Image
Man standing by large roll of new brown paper produced from recycled paper and cardboard.

Recycling materials into new products benefits both our environment and our economy. Approximately 37,000 jobs in Minnesota are directly or indirectly supported by the recycling industry. These jobs pay almost $2 billion in wages and add nearly $8.5 billion to Minnesota's economy. Recycling also slows the filling of landfills.

Recycling generates profit. Annually, Minnesota recycling programs collect approximately 2.5 million tons of material worth $690 million.

Not recycling costs money. Another 1.2 million tons of recyclable material is thrown away, but could easily have been recycled for an additional estimated value of $285 million. Instead, it cost Minnesota more than $200 million to put it in landfills.
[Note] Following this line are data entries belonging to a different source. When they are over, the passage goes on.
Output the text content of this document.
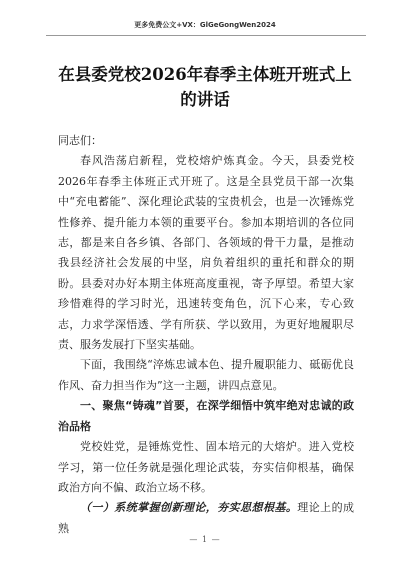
更多免费公文+VX：GlGeGongWen2024
在县委党校2026年春季主体班开班式上
的讲话

同志们：

春风浩荡启新程，党校熔炉炼真金。今天，县委党校2026年春季主体班正式开班了。这是全县党员干部一次集中“充电蓄能”、深化理论武装的宝贵机会，也是一次锤炼党性修养、提升能力本领的重要平台。参加本期培训的各位同志，都是来自各乡镇、各部门、各领域的骨干力量，是推动我县经济社会发展的中坚，肩负着组织的重托和群众的期盼。县委对办好本期主体班高度重视，寄予厚望。希望大家珍惜难得的学习时光，迅速转变角色，沉下心来，专心致志，力求学深悟透、学有所获、学以致用，为更好地履职尽责、服务发展打下坚实基础。

下面，我围绕“淬炼忠诚本色、提升履职能力、砥砺优良作风、奋力担当作为”这一主题，讲四点意见。

一、聚焦“铸魂”首要，在深学细悟中筑牢绝对忠诚的政治品格

党校姓党，是锤炼党性、固本培元的大熔炉。进入党校学习，第一位任务就是强化理论武装，夯实信仰根基，确保政治方向不偏、政治立场不移。

（一）系统掌握创新理论，夯实思想根基。理论上的成熟

— 1 —
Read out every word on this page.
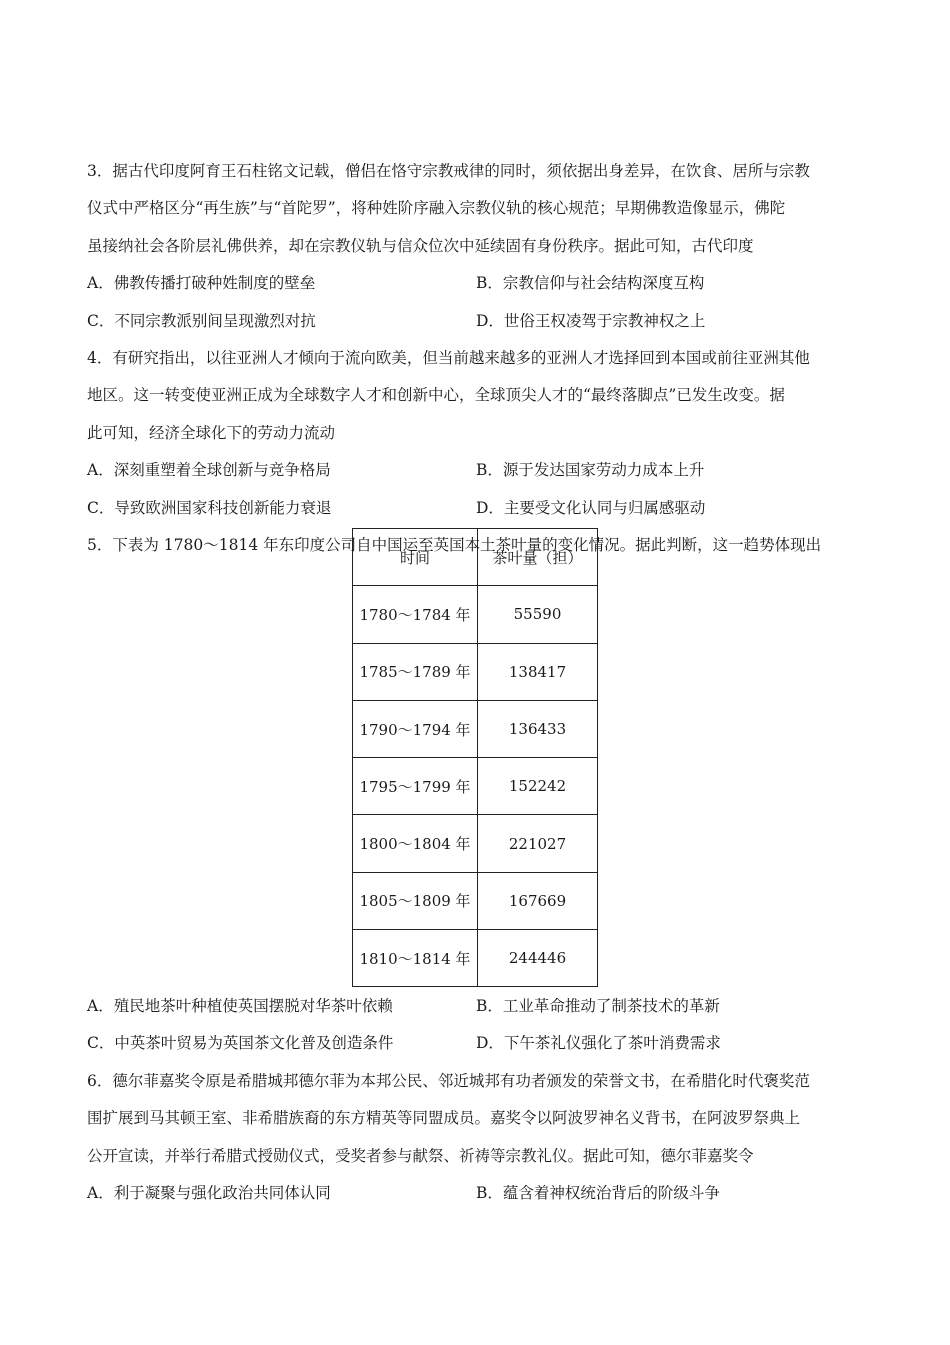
3．据古代印度阿育王石柱铭文记载，僧侣在恪守宗教戒律的同时，须依据出身差异，在饮食、居所与宗教
仪式中严格区分“再生族”与“首陀罗”，将种姓阶序融入宗教仪轨的核心规范；早期佛教造像显示，佛陀
虽接纳社会各阶层礼佛供养，却在宗教仪轨与信众位次中延续固有身份秩序。据此可知，古代印度
A．佛教传播打破种姓制度的壁垒	B．宗教信仰与社会结构深度互构
C．不同宗教派别间呈现激烈对抗	D．世俗王权凌驾于宗教神权之上
4．有研究指出，以往亚洲人才倾向于流向欧美，但当前越来越多的亚洲人才选择回到本国或前往亚洲其他
地区。这一转变使亚洲正成为全球数字人才和创新中心，全球顶尖人才的“最终落脚点”已发生改变。据
此可知，经济全球化下的劳动力流动
A．深刻重塑着全球创新与竞争格局	B．源于发达国家劳动力成本上升
C．导致欧洲国家科技创新能力衰退	D．主要受文化认同与归属感驱动
5．下表为 1780～1814 年东印度公司自中国运至英国本土茶叶量的变化情况。据此判断，这一趋势体现出
时间	茶叶量（担）
1780～1784 年	55590
1785～1789 年	138417
1790～1794 年	136433
1795～1799 年	152242
1800～1804 年	221027
1805～1809 年	167669
1810～1814 年	244446
A．殖民地茶叶种植使英国摆脱对华茶叶依赖	B．工业革命推动了制茶技术的革新
C．中英茶叶贸易为英国茶文化普及创造条件	D．下午茶礼仪强化了茶叶消费需求
6．德尔菲嘉奖令原是希腊城邦德尔菲为本邦公民、邻近城邦有功者颁发的荣誉文书，在希腊化时代褒奖范
围扩展到马其顿王室、非希腊族裔的东方精英等同盟成员。嘉奖令以阿波罗神名义背书，在阿波罗祭典上
公开宣读，并举行希腊式授勋仪式，受奖者参与献祭、祈祷等宗教礼仪。据此可知，德尔菲嘉奖令
A．利于凝聚与强化政治共同体认同	B．蕴含着神权统治背后的阶级斗争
Recycling saves energy. It takes 90% less energy to make a can from recycled aluminum compared to virgin material. Recycled glass? About 50% less energy. Recycled paper? About 75% less energy (and 74% less air pollution and 35% less water pollution). Lower energy use mean reduced air pollution and greenhouse gas emissions.
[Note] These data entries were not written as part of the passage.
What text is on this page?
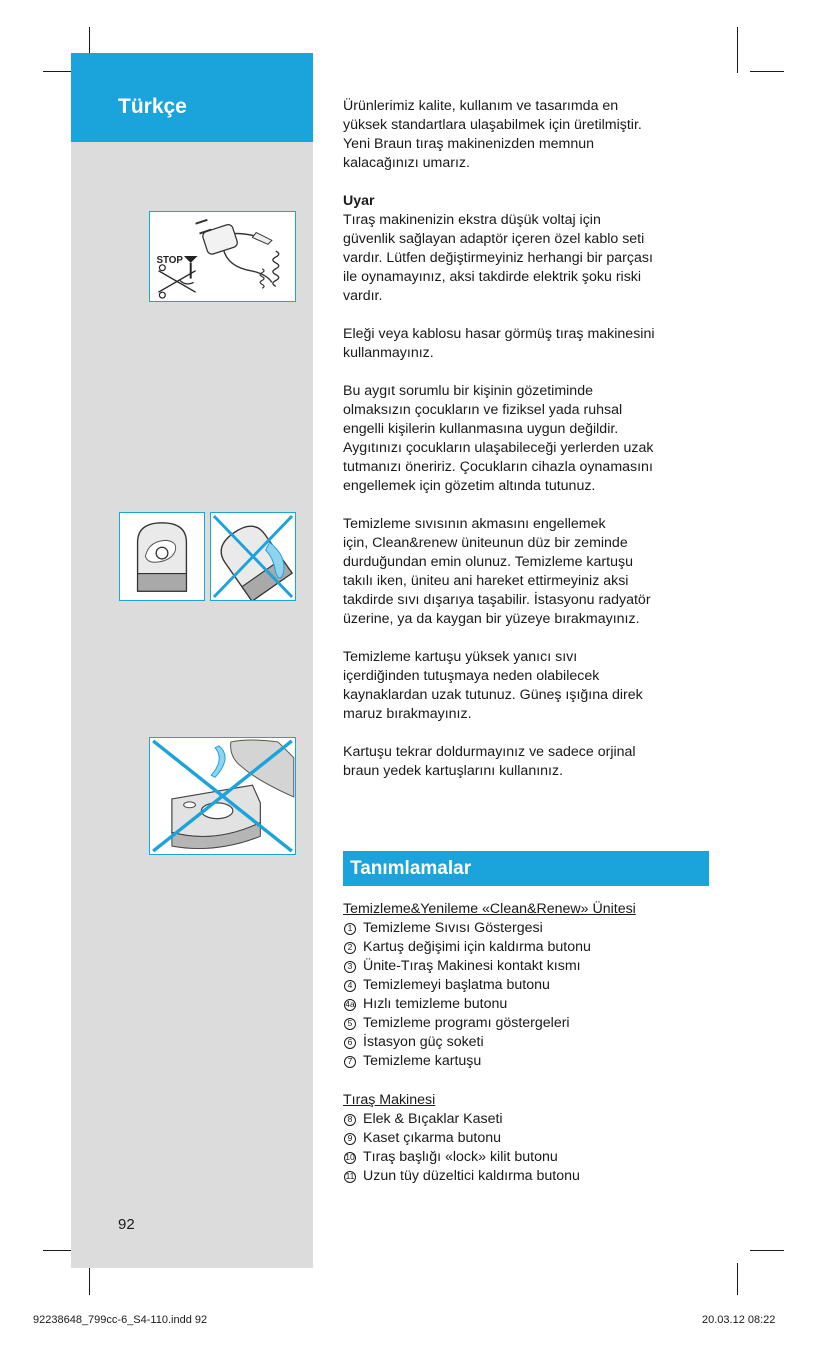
Türkçe
STOP
92

Ürünlerimiz kalite, kullanım ve tasarımda en
yüksek standartlara ulaşabilmek için üretilmiştir.
Yeni Braun tıraş makinenizden memnun
kalacağınızı umarız.

Uyar
Tıraş makinenizin ekstra düşük voltaj için
güvenlik sağlayan adaptör içeren özel kablo seti
vardır. Lütfen değiştirmeyiniz herhangi bir parçası
ile oynamayınız, aksi takdirde elektrik şoku riski
vardır.

Eleği veya kablosu hasar görmüş tıraş makinesini
kullanmayınız.

Bu aygıt sorumlu bir kişinin gözetiminde
olmaksızın çocukların ve fiziksel yada ruhsal
engelli kişilerin kullanmasına uygun değildir.
Aygıtınızı çocukların ulaşabileceği yerlerden uzak
tutmanızı öneririz. Çocukların cihazla oynamasını
engellemek için gözetim altında tutunuz.

Temizleme sıvısının akmasını engellemek
için, Clean&renew üniteunun düz bir zeminde
durduğundan emin olunuz. Temizleme kartuşu
takılı iken, üniteu ani hareket ettirmeyiniz aksi
takdirde sıvı dışarıya taşabilir. İstasyonu radyatör
üzerine, ya da kaygan bir yüzeye bırakmayınız.

Temizleme kartuşu yüksek yanıcı sıvı
içerdiğinden tutuşmaya neden olabilecek
kaynaklardan uzak tutunuz. Güneş ışığına direk
maruz bırakmayınız.

Kartuşu tekrar doldurmayınız ve sadece orjinal
braun yedek kartuşlarını kullanınız.

Tanımlamalar
Temizleme&Yenileme «Clean&Renew» Ünitesi
1 Temizleme Sıvısı Göstergesi
2 Kartuş değişimi için kaldırma butonu
3 Ünite-Tıraş Makinesi kontakt kısmı
4 Temizlemeyi başlatma butonu
4a Hızlı temizleme butonu
5 Temizleme programı göstergeleri
6 İstasyon güç soketi
7 Temizleme kartuşu
Tıraş Makinesi
8 Elek & Bıçaklar Kaseti
9 Kaset çıkarma butonu
10 Tıraş başlığı «lock» kilit butonu
11 Uzun tüy düzeltici kaldırma butonu
92238648_799cc-6_S4-110.indd 92	20.03.12 08:22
Recycling beverage containers

At the request of the Minnesota Legislature, the MPCA prepared a report in 2014 on how to increase recycling of beverage containers. The report outlines a statewide recycling refund program and its potential financial impacts.

Curbside recycling survey

The MPCA surveyed city and county recycling coordinators in 2012 to better understand how residential curbside recycling programs are structured statewide. The survey sought details on what is collected and how it is collected, with an emphasis on types of plastics.

Findings:

  • A majority of cities surveyed offer city service contracts – in which cities organize recycling collection – rather than subscription services, where residents arrange collection with private haulers
  • The most prominent collection method is single-stream recycling, in which residents place all recyclables in one container rather than sorting them into two or more categories.
  • More than 93% of communities use the resin identification code to indicate which plastics to recycle.